The Bihar elections were a huge shot in the arm for the parties of the Opposition, and made a sizeable hole in the BJP’s ego. If the Centre was complacent about making smooth and steady headway in its agenda, 2015 put paid to that notion. It is now mired in fighting various fires -- Arvind Kejriwal in Delhi, Nitish Kumar in Bihar, the Congress in Parliament, a political crisis in Arunachal Pradesh, and the press at all times.
Constructive opposition is vital and good. The Congress has so much baggage of its own -- decades of its own intolerances, its own acts of censorship, of misogyny, of intimidation, of constitutional violations, of authoritarianism, of corruption, of communal incitement, and of high-handedness -- that its credibility on these issues can only properly be built going forward. It is the lot of any enduring party, that the history it is rightly proud of is the same history that weighs it down; for now, even supporters struggle with the double standards.
But at least India is reassured that the principal Opposition party has a pulse. And there’s nothing like a court case, and even the spectre of a possibility of its leadership spending some time in the clink, to keep the party visible and connected to its supporters.

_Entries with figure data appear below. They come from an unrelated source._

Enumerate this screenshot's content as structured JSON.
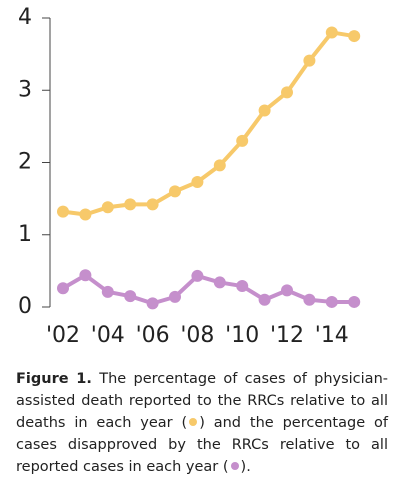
{
  "chart_data": {
    "type": "line",
    "categories": [
      "'02",
      null,
      "'04",
      null,
      "'06",
      null,
      "'08",
      null,
      "'10",
      null,
      "'12",
      null,
      "'14",
      null
    ],
    "series": [
      {
        "color": "#f7c96a",
        "values": [
          1.32,
          1.28,
          1.38,
          1.42,
          1.42,
          1.6,
          1.73,
          1.96,
          2.3,
          2.72,
          2.97,
          3.41,
          3.8,
          3.75
        ]
      },
      {
        "color": "#c58fcc",
        "values": [
          0.26,
          0.44,
          0.21,
          0.15,
          0.05,
          0.14,
          0.43,
          0.34,
          0.29,
          0.1,
          0.23,
          0.1,
          0.07,
          0.07
        ]
      }
    ],
    "ylim": [
      0,
      4
    ],
    "yticks": [
      0,
      1,
      2,
      3,
      4
    ]
  },
  "caption": {
    "label": "Figure 1.",
    "text": [
      "The percentage of cases of physician-assisted death reported to the RRCs relative to all deaths in each year (",
      ") and the percentage of cases disapproved by the RRCs relative to all reported cases in each year (",
      ")."
    ]
  }
}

Sonia Gandhi and Rahul Gandhi are to appear in court on Saturday in the National Herald/Associated Journals case, and they will be walking the fine line between their stated respect for, and confidence in, the judiciary, and Rahul Gandhi’s statement that the case against them is “100 per cent political vendetta coming out of the Prime Minister’s Office”. Those two stances are at least partially at odds, since it is the court that considers that the case merits investigation.
How the trial plays out and how the party reacts, especially in the case of a conviction, will be an interesting indication of the longer game the Congress plans to play.

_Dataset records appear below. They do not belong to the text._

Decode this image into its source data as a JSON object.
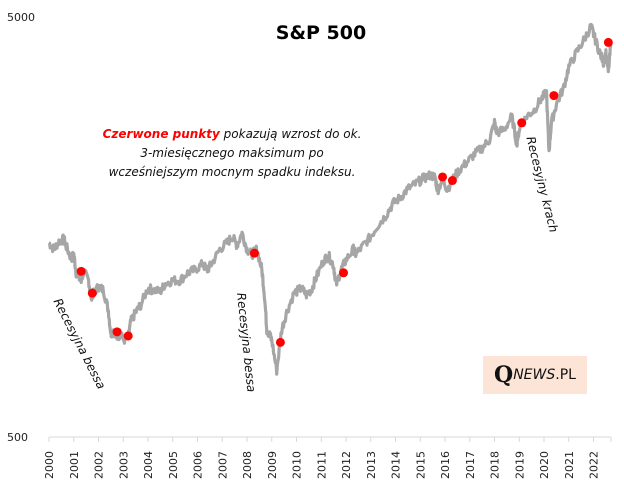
{
  "chart_data": {
    "type": "line",
    "title": "S&P 500",
    "xlabel": "",
    "ylabel": "",
    "yscale": "log",
    "ylim": [
      500,
      5000
    ],
    "y_ticks": [
      "5000",
      "500"
    ],
    "y_tick_values": [
      5000,
      500
    ],
    "xlim": [
      2000,
      2022.7
    ],
    "x_ticks": [
      "2000",
      "2001",
      "2002",
      "2003",
      "2004",
      "2005",
      "2006",
      "2007",
      "2008",
      "2009",
      "2010",
      "2011",
      "2012",
      "2013",
      "2014",
      "2015",
      "2016",
      "2017",
      "2018",
      "2019",
      "2020",
      "2021",
      "2022"
    ],
    "grid": false,
    "line_color": "#a6a6a6",
    "marker_color": "#ff0000",
    "series": [
      {
        "name": "S&P 500",
        "x": [
          2000.0,
          2000.2,
          2000.4,
          2000.6,
          2000.7,
          2000.9,
          2001.0,
          2001.1,
          2001.3,
          2001.4,
          2001.6,
          2001.7,
          2001.8,
          2002.0,
          2002.2,
          2002.4,
          2002.5,
          2002.6,
          2002.8,
          2002.9,
          2003.0,
          2003.2,
          2003.3,
          2003.5,
          2003.7,
          2004.0,
          2004.2,
          2004.5,
          2004.7,
          2005.0,
          2005.3,
          2005.6,
          2005.9,
          2006.2,
          2006.4,
          2006.6,
          2006.9,
          2007.2,
          2007.4,
          2007.6,
          2007.8,
          2008.0,
          2008.2,
          2008.4,
          2008.6,
          2008.7,
          2008.8,
          2008.9,
          2009.0,
          2009.2,
          2009.4,
          2009.6,
          2009.9,
          2010.2,
          2010.4,
          2010.6,
          2010.8,
          2011.1,
          2011.3,
          2011.5,
          2011.6,
          2011.8,
          2012.0,
          2012.3,
          2012.4,
          2012.7,
          2013.0,
          2013.3,
          2013.6,
          2013.9,
          2014.2,
          2014.5,
          2014.8,
          2015.1,
          2015.4,
          2015.6,
          2015.7,
          2015.9,
          2016.1,
          2016.3,
          2016.6,
          2016.9,
          2017.2,
          2017.5,
          2017.8,
          2018.0,
          2018.1,
          2018.4,
          2018.7,
          2018.9,
          2019.0,
          2019.3,
          2019.6,
          2019.9,
          2020.1,
          2020.2,
          2020.3,
          2020.5,
          2020.8,
          2021.0,
          2021.3,
          2021.6,
          2021.9,
          2022.0,
          2022.2,
          2022.4,
          2022.5,
          2022.6,
          2022.7
        ],
        "y": [
          1450,
          1400,
          1460,
          1480,
          1420,
          1330,
          1360,
          1230,
          1170,
          1240,
          1180,
          1080,
          1100,
          1140,
          1120,
          1000,
          880,
          900,
          850,
          900,
          850,
          860,
          940,
          990,
          1030,
          1130,
          1120,
          1110,
          1160,
          1180,
          1180,
          1230,
          1250,
          1290,
          1250,
          1300,
          1400,
          1450,
          1500,
          1430,
          1530,
          1400,
          1360,
          1400,
          1250,
          1100,
          900,
          880,
          850,
          720,
          900,
          990,
          1100,
          1130,
          1090,
          1120,
          1200,
          1320,
          1350,
          1280,
          1150,
          1250,
          1320,
          1400,
          1360,
          1430,
          1500,
          1600,
          1680,
          1800,
          1860,
          1950,
          2000,
          2060,
          2100,
          2080,
          1930,
          2060,
          1940,
          2050,
          2170,
          2260,
          2360,
          2440,
          2550,
          2800,
          2650,
          2700,
          2900,
          2500,
          2700,
          2900,
          3000,
          3200,
          3300,
          2400,
          2800,
          3100,
          3400,
          3800,
          4100,
          4400,
          4750,
          4550,
          4200,
          3900,
          4100,
          3700,
          4300
        ]
      }
    ],
    "markers": [
      {
        "x": 2001.3,
        "y": 1240
      },
      {
        "x": 2001.75,
        "y": 1100
      },
      {
        "x": 2002.75,
        "y": 890
      },
      {
        "x": 2003.2,
        "y": 870
      },
      {
        "x": 2008.3,
        "y": 1370
      },
      {
        "x": 2009.35,
        "y": 840
      },
      {
        "x": 2011.9,
        "y": 1230
      },
      {
        "x": 2015.9,
        "y": 2080
      },
      {
        "x": 2016.3,
        "y": 2040
      },
      {
        "x": 2019.1,
        "y": 2800
      },
      {
        "x": 2020.4,
        "y": 3250
      },
      {
        "x": 2022.6,
        "y": 4350
      }
    ],
    "annotations": [
      {
        "text": "Recesyjna bessa",
        "near_x": 2001.3
      },
      {
        "text": "Recesyjna bessa",
        "near_x": 2008.6
      },
      {
        "text": "Recesyjny krach",
        "near_x": 2019.3
      }
    ]
  },
  "note": {
    "red_part": "Czerwone punkty",
    "line1_rest": " pokazują wzrost do ok.",
    "line2": "3-miesięcznego maksimum po",
    "line3": "wcześniejszym mocnym spadku indeksu."
  },
  "logo": {
    "q": "Q",
    "news": "NEWS",
    "pl": ".PL"
  }
}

Will it set itself up as a confident, law-abiding guardian of the Constitution, or will it unleash (or fail to leash), the same ugly dogs as the Bharatiya Janata Party has at its disposal? Both parties have, and freely leverage, thugs and goons. Both like to pretend they have nothing to do with them. But an Opposition party benefits chiefly from looking and acting different.
The Congress will have to fight its long-standing political habits to rise above both brawl and persecution complex. It will have to play a longer game. It will also have to let go of its thoroughly outdated habit of constantly invoking the family. You cannot promote family hagiographies without implicating the same family. Sonia Gandhi is quite formidable enough on her own to say “I’m not afraid of anyone” without bringing up her mother-in-law. The Congress has to stop gazing fondly at the trophy shelf of its past, and start envisioning and working toward a future palatable to new generations of Indians who have higher expectations and less patience.
The Opposition’s job is to check and balance the administration. And yet, India only has so much patience for obstructionism. The stand-off in Parliament is losing its purposeful fire and turning into an unsightly waste of time and taxpayers’ money.
After the mutual name-calling that has characterised this year, even having acknowledged that the BJP was equally obstructionist in its time, constant roadblocks get really old, really fast. The Congress, unburdened by the compulsions and expectations of governance, has a reasonable hand of cards to play, and is free to reinvent itself and find a new, invigorated direction. It would be a terrible waste and a disappointment if it were to squander that advantage by playing the same old politics, perhaps winning a battle or two, but losing the war of perception.
India is sick of the past, and looking to the future; 2016 should be the year that the Congress gets serious about putting its own house in order.